November 3, 2010

The Law of the Learner

"94 degrees in the shade" by Sir Lawrence Alma Tadema

The Learner must attend with interest to the fact or the truth to be learned.

This second Law of teaching, from the Seven Laws of Teaching , I find an interesting one because it seems to have nothing really to do with me, the teacher. I have often thought that I have little control or influence over the attention of my kids other than providing materials I know they would like. However, as I read through this list of violations to the law I began to gain some hope that I do have some things I can do and that will in the end strengthen the attention of my inquisitive student.

Violations (paraphrased from Pg 64-65):

1. Lessons are begun before the attention of the class is gained, and continued after the attention has ceased to be given. You can not pour water into a jug while the stopper is still in place.

2. Students are urged to listen and learn after their limited power of attention is exhausted and when weariness has sealed their minds against any further impressions.

3. Little or no effort is made to discover the tastes of the student or to create a real interest in the subject studied.

4. Not a few teachers kill the power of attention in their students by droning on and on without a single fresh inquiry or startling and interesting statement.

If the student is not paying attention it is impossible for him to learn. I must know his interests and link new information to things he already is familiar with and likes. I must know his ability and not tax or stress the limit of his attention. For younger kids that is short lessons of 15-20 minutes. As their capacity increases I should lengthen it with interesting questions and startling new ways of looking at things. Fun to know there is so much I can do that only takes observing my boys and having keen interest myself in the subject enough to inspire them.

Attention is:
“A man who standing idle, vacant stare, gazing at nothing, is suddenly aroused by some sight or sound. At once a light comes into the eye, the look becomes alert, and the mind is put into conscious action…..This aroused activity of the mind-this awakened attitude of mental power, poised and eager for its work-we call ATTENTION.” Pg 48-49

There are two kinds of attention that when seen side by side really helps to see what not to do to gain the attention of my boys. One kind of attention is compelled attention the other is attracted attention.

“Compelled attention is short lived and easily exhausted. Its very painfulness wearies the posers of body and mind. If urged too far, its tension breaks, and the child yawns and even sleeps with exhaustion, or cries with pain and anger.” Pg 49

“Attracted attention on the other hand is full of power and endurance. Its felt interest calls dormant energies into play, and the pleasure given by its efforts seems to refresh rather than weary the mind.” Pg 50

“The boy forced to study what he does not like feels thoroughly tired in half an hour. Give him now a story which he enjoys, and he will read without a sign of weariness for two or three hours longer, till the tired body rebels, and will not sit any longer.” Pg 50

So the question in my mind is…..How do I attract the attention of my boys instead of compelling them to pay attention, so that this kind of healthy rigor of interest and refreshment is part of our lessons day by day?

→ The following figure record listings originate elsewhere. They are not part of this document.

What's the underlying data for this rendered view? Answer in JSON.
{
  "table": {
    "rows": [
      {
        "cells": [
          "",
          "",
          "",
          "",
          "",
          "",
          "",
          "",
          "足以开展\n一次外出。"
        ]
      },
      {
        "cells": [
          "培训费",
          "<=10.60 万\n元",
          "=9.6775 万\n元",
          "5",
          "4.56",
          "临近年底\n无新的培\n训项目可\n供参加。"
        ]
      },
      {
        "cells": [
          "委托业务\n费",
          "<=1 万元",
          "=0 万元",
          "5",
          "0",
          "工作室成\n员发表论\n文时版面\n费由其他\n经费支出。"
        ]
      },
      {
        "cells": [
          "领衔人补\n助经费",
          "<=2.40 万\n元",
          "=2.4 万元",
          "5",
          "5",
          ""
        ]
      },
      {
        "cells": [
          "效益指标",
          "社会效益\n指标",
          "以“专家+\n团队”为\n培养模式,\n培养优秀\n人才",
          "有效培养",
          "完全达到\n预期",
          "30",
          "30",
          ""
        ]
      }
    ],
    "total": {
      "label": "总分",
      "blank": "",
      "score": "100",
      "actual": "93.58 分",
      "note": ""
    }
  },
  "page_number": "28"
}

Ideas (paraphrased from pg 62-63)

1. Never begin without it (attention) and pause when it is lost…regain it again or stop the lesson.

2. Never go past the attention span of your student. Stop when you see signs of weariness.

3. Make sure the lesson is within the attention span of your student. 15-20 minutes for younger students.

4. Vary the method, the place, the approach, the whatever to give new life to the lesson.

5. Fit the lesson to the age and the interests of the student.

6. Keep distractions away. (could mean sugar or competing stimuli like T.V. or videos which impede the minds’ activities)

7. Be ready with fresh questions to stir the minds of your students.

8. Present the lesson with as many of the senses involved as possible.

9. You be the most interested person in the lesson. If you are bored with it they will be too!

10. Use your voice hands and eyes to engage your students in the lesson. Maybe a puppet or have a  guest speaker in to liven things up.

This is ideal; to have naturally interested students, however there will be times because our students are undisciplined and have a natural inclination towards the easy road. Mr. Gregory addresses this issue here:

“At times at the outset of a lesson or of a subject, there may seem a need of securing the attention of the class or of some members of it by a gentle compulsion, an appeal to the sense of duty, or by other like means; but the effort in such case should be made to transform this compelled attention into that which is fuller of spontaneity and power. We may be obliged to lift a sleepy child to his feet by main strength, but unless we can awaken him soon to walk by himself, his progress will be slow and small.” Pg 50.

With this I leave you with a few quotes and the reminder to relax and enjoy being with your kids. We will be the best teachers when we know them and have spent time with them. They will pay attention more to someone who they know knows them well and has genuine interest in them.

“The difference between me and ordinary men lies in my ability to maintain my attention-to keep on plodding.” Archimedes

“It is folly to attempt to gain attention to a lesson in which the pupil can not be led to feel any genuine interest.” Pg 59

All quotes are from The Seven Laws of Teaching.